If transcendence is the key to getting over a broken heart, Channel Orange is a losing game. The boss fight takes place on the final track, “Forrest Gump”. Forrest is, of course, the man alluded to in Frank’s letter. And though he’s spent the rest of the record numbing himself to the emotion, Ocean doesn’t put up much of a fight by its end. A funerary organ hums below a sparse, blooping beat, and Frank arrives at the album’s bittersweet punchline: “This is love I know it’s true / I won’t forget you / It’s for you, Forrest / Forrest Gump.”
That last line rings familiar because you’ve heard it already this year, on Lana Del Rey’s “Video Games”. “It’s you, it’s you, it’s all for you” she coos on the track that epitomizes Born To Die’s overarching principle. I draw the thematic parallel between the two debuts — the fallout of addictive, dangerous love — because it’s there. Maybe it’s a generational thing; this is how artists of a certain age get over breakups these days.

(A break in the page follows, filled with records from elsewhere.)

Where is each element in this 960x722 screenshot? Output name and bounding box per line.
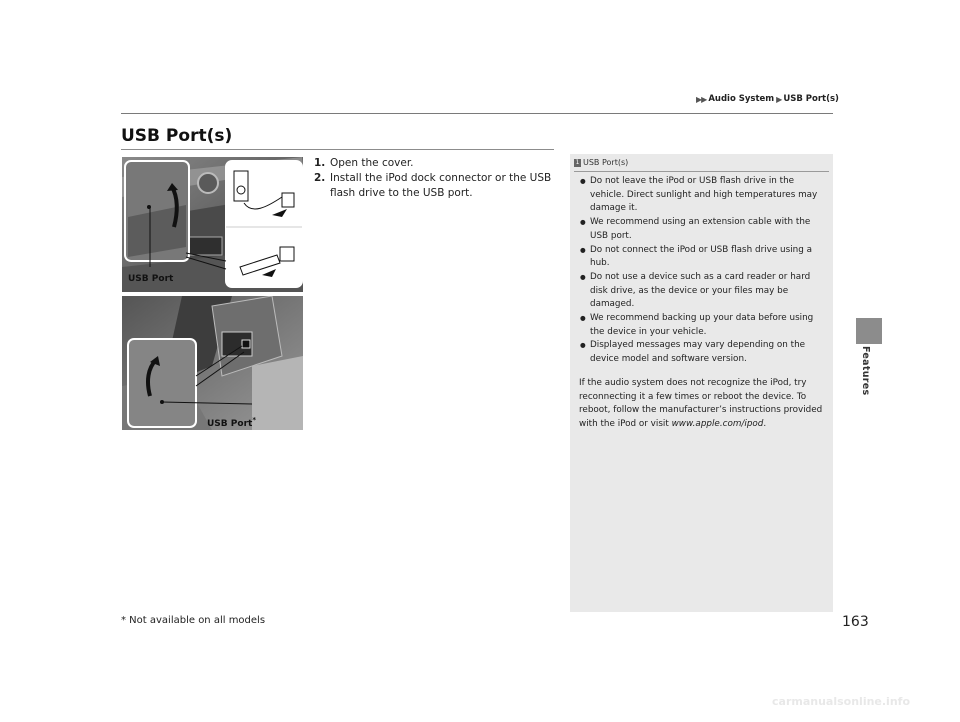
list-item: ● Do not leave the iPod or USB flash drive in the vehicle. Direct sunlight and high temperatures may damage it.: [580, 175, 826, 216]
watermark: carmanualsonline.info: [772, 695, 910, 708]
usb-port-console-image: [122, 157, 303, 292]
list-item: ● We recommend using an extension cable with the USB port.: [580, 216, 826, 243]
page-title: USB Port(s): [121, 126, 233, 146]
list-item: ● Do not connect the iPod or USB flash drive using a hub.: [580, 244, 826, 271]
info-box-title-text: USB Port(s): [583, 158, 629, 167]
title-rule: [121, 149, 554, 150]
step-text: Open the cover.: [330, 157, 414, 169]
page-number: 163: [842, 614, 869, 630]
paragraph-text: If the audio system does not recognize the iPod, try reconnecting it a few times or reboot the device. To reboot, follow the manufacturer’s instructions provided with the iPod or visit: [579, 378, 823, 430]
usb-port-label-text: USB Port: [207, 419, 253, 429]
list-item: ● Do not use a device such as a card reader or hard disk drive, as the device or your files may be damaged.: [580, 271, 826, 312]
breadcrumb-page: USB Port(s): [783, 94, 839, 104]
usb-port-label-optional: [207, 416, 256, 429]
reference-icon: 1: [575, 158, 580, 166]
step-1: [314, 156, 558, 171]
list-item: ● Displayed messages may vary depending on the device model and software version.: [580, 339, 826, 366]
section-tab: [856, 318, 882, 344]
info-box-title: [574, 158, 628, 167]
info-box-list: [580, 175, 826, 367]
usb-port-armrest-image: [122, 296, 303, 430]
step-number: 2.: [314, 172, 326, 184]
footnote: * Not available on all models: [121, 615, 266, 626]
list-item: ● We recommend backing up your data before using the device in your vehicle.: [580, 312, 826, 339]
apple-ipod-link[interactable]: www.apple.com/ipod: [671, 419, 764, 430]
breadcrumb-arrow-icon: ▶: [776, 94, 782, 104]
info-box-rule: [574, 171, 829, 172]
optional-mark: *: [252, 416, 256, 424]
step-number: 1.: [314, 157, 326, 169]
info-box-paragraph: [579, 377, 829, 432]
console-illustration: [122, 157, 303, 292]
header-rule: [121, 113, 833, 114]
paragraph-end: .: [763, 419, 767, 430]
section-label: Features: [860, 346, 871, 396]
step-text: Install the iPod dock connector or the USB flash drive to the USB port.: [330, 172, 552, 199]
breadcrumb-arrow-icon: ▶▶: [696, 94, 707, 104]
step-2: [314, 171, 558, 201]
instruction-steps: [314, 156, 558, 201]
usb-port-label: USB Port: [128, 274, 174, 284]
armrest-illustration: [122, 296, 303, 430]
breadcrumb: [694, 94, 839, 104]
breadcrumb-section[interactable]: Audio System: [708, 94, 775, 104]
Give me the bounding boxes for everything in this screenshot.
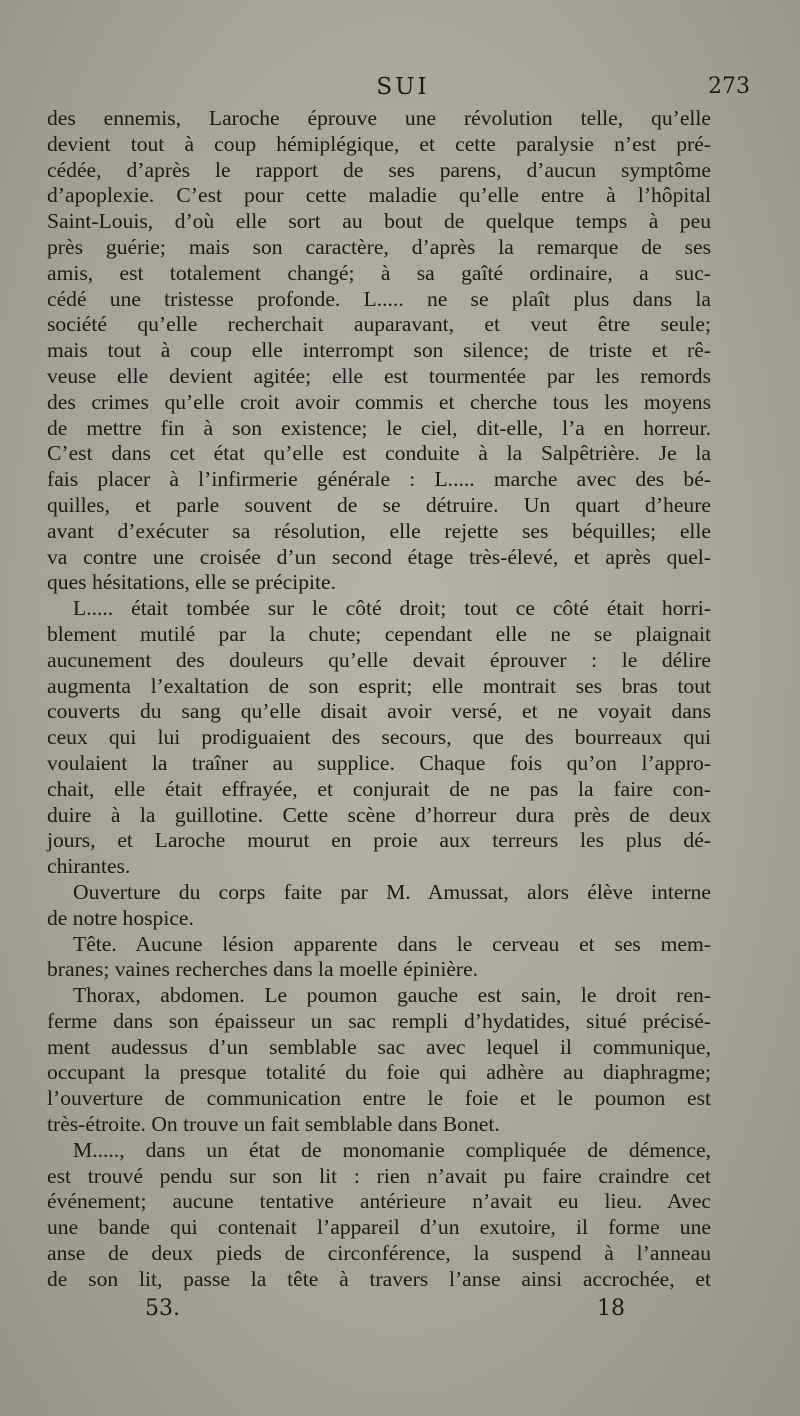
text-line: branes; vaines recherches dans la moelle épinière. xyxy=(47,957,479,982)
text-line: une bande qui contenait l’appareil d’un exutoire, il forme une xyxy=(47,1215,711,1240)
text-line: ferme dans son épaisseur un sac rempli d’hydatides, situé précisé- xyxy=(47,1008,711,1033)
text-line: fais placer à l’infirmerie générale : L..... marche avec des bé- xyxy=(47,467,711,492)
running-head: SUI xyxy=(376,74,430,100)
text-line: d’apoplexie. C’est pour cette maladie qu’elle entre à l’hôpital xyxy=(47,183,711,208)
text-line: L..... était tombée sur le côté droit; tout ce côté était horri- xyxy=(73,596,711,621)
text-line: ques hésitations, elle se précipite. xyxy=(47,570,337,595)
text-line: très-étroite. On trouve un fait semblable dans Bonet. xyxy=(47,1112,500,1137)
text-line: devient tout à coup hémiplégique, et cette paralysie n’est pré- xyxy=(47,131,711,156)
text-line: ceux qui lui prodiguaient des secours, que des bourreaux qui xyxy=(47,725,711,750)
text-line: société qu’elle recherchait auparavant, et veut être seule; xyxy=(47,312,711,337)
text-line: M....., dans un état de monomanie compliquée de démence, xyxy=(73,1137,711,1162)
text-line: Ouverture du corps faite par M. Amussat, alors élève interne xyxy=(73,879,711,904)
text-line: va contre une croisée d’un second étage très-élevé, et après quel- xyxy=(47,544,711,569)
text-line: des ennemis, Laroche éprouve une révolution telle, qu’elle xyxy=(47,106,711,130)
body-text xyxy=(47,106,711,1293)
text-line: aucunement des douleurs qu’elle devait éprouver : le délire xyxy=(47,647,711,672)
text-line: amis, est totalement changé; à sa gaîté ordinaire, a suc- xyxy=(47,260,711,285)
text-line: ment audessus d’un semblable sac avec lequel il communique, xyxy=(47,1034,711,1059)
text-line: couverts du sang qu’elle disait avoir versé, et ne voyait dans xyxy=(47,699,711,724)
text-line: cédé une tristesse profonde. L..... ne se plaît plus dans la xyxy=(47,286,711,311)
text-line: duire à la guillotine. Cette scène d’horreur dura près de deux xyxy=(47,802,711,827)
text-line: près guérie; mais son caractère, d’après la remarque de ses xyxy=(47,234,711,259)
sheet-number: 18 xyxy=(597,1296,625,1321)
text-line: blement mutilé par la chute; cependant elle ne se plaignait xyxy=(47,621,711,646)
text-line: occupant la presque totalité du foie qui adhère au diaphragme; xyxy=(47,1060,711,1085)
text-line: voulaient la traîner au supplice. Chaque fois qu’on l’appro- xyxy=(47,750,711,775)
text-line: C’est dans cet état qu’elle est conduite à la Salpêtrière. Je la xyxy=(47,441,711,466)
page-number: 273 xyxy=(708,74,750,99)
text-line: événement; aucune tentative antérieure n’avait eu lieu. Avec xyxy=(47,1189,711,1214)
text-line: l’ouverture de communication entre le foie et le poumon est xyxy=(47,1086,711,1111)
text-line: avant d’exécuter sa résolution, elle rejette ses béquilles; elle xyxy=(47,518,711,543)
text-line: Tête. Aucune lésion apparente dans le cerveau et ses mem- xyxy=(73,931,711,956)
text-line: des crimes qu’elle croit avoir commis et cherche tous les moyens xyxy=(47,389,711,414)
text-line: veuse elle devient agitée; elle est tourmentée par les remords xyxy=(47,363,711,388)
text-line: jours, et Laroche mourut en proie aux terreurs les plus dé- xyxy=(47,828,711,853)
text-line: Thorax, abdomen. Le poumon gauche est sain, le droit ren- xyxy=(73,983,711,1008)
page-header xyxy=(48,74,758,108)
text-line: anse de deux pieds de circonférence, la suspend à l’anneau xyxy=(47,1241,711,1266)
text-line: chirantes. xyxy=(47,854,131,879)
text-line: de son lit, passe la tête à travers l’anse ainsi accrochée, et xyxy=(47,1266,711,1291)
text-line: augmenta l’exaltation de son esprit; elle montrait ses bras tout xyxy=(47,673,711,698)
text-line: mais tout à coup elle interrompt son silence; de triste et rê- xyxy=(47,338,711,363)
text-line: Saint-Louis, d’où elle sort au bout de quelque temps à peu xyxy=(47,209,711,234)
text-line: de mettre fin à son existence; le ciel, dit-elle, l’a en horreur. xyxy=(47,415,711,440)
signature-mark: 53. xyxy=(145,1296,180,1321)
text-line: chait, elle était effrayée, et conjurait de ne pas la faire con- xyxy=(47,776,711,801)
text-line: cédée, d’après le rapport de ses parens, d’aucun symptôme xyxy=(47,157,711,182)
text-line: est trouvé pendu sur son lit : rien n’avait pu faire craindre cet xyxy=(47,1163,711,1188)
text-line: de notre hospice. xyxy=(47,905,194,930)
page-footer xyxy=(145,1296,625,1326)
text-line: quilles, et parle souvent de se détruire. Un quart d’heure xyxy=(47,492,711,517)
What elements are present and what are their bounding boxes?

But where LDR and Ocean diverge is authenticity. (Well, that and Ocean could sing circles around her. He pole-vaults to a fine falsetto with Olympic precision, while LDR flutters up to affect cute.) Earlier this year, the internet crusaded to expose Lana and her lips of disputed provenance as a studio-produced indie cipher, and for some reason, that made the music less good, less real. For Frank, that July 4 declaration of sexual orientation was all the cred and context he needed, and its why the internet spread its arms so unabashedly wide. That’s why it’s impossible to divorce this album from that letter. It’s the foreword to Channel Orange‘s open book.
The Best Song Wasn’t The Single: Expect “Bad Religion” to top every Best Of list this year.
Pops Like: All the big soul (and neo soul) influences are here: That tormented howl at the close of “Sweet Life” is Voodoo-era D’Angelo; the storytelling on “Super Rich Kids” sways like Stevie, and of course there’s the Mary J. Blige “Real Love” hook borrowed on that song too; the literalism of R. Kelly, minus the camp, on “Crack Rock”; the ambition of Kanye, minus the machismo, on “Pyramids”.
Best Listened To: Alone, with headphones (or in an empty cathedral — whatever’s at your disposal), during a contemplative period of your life when you’re trying to reconcile how very cruel love can be.
Full Disclosure: This reviewer falls in love easily. With people, with places, with records. It happens when I recognize in them something familiar, something about myself. All breathlessness out in the open, I am in love with this album, for its beauty. Because to me there is nothing more beautiful than a broken heart.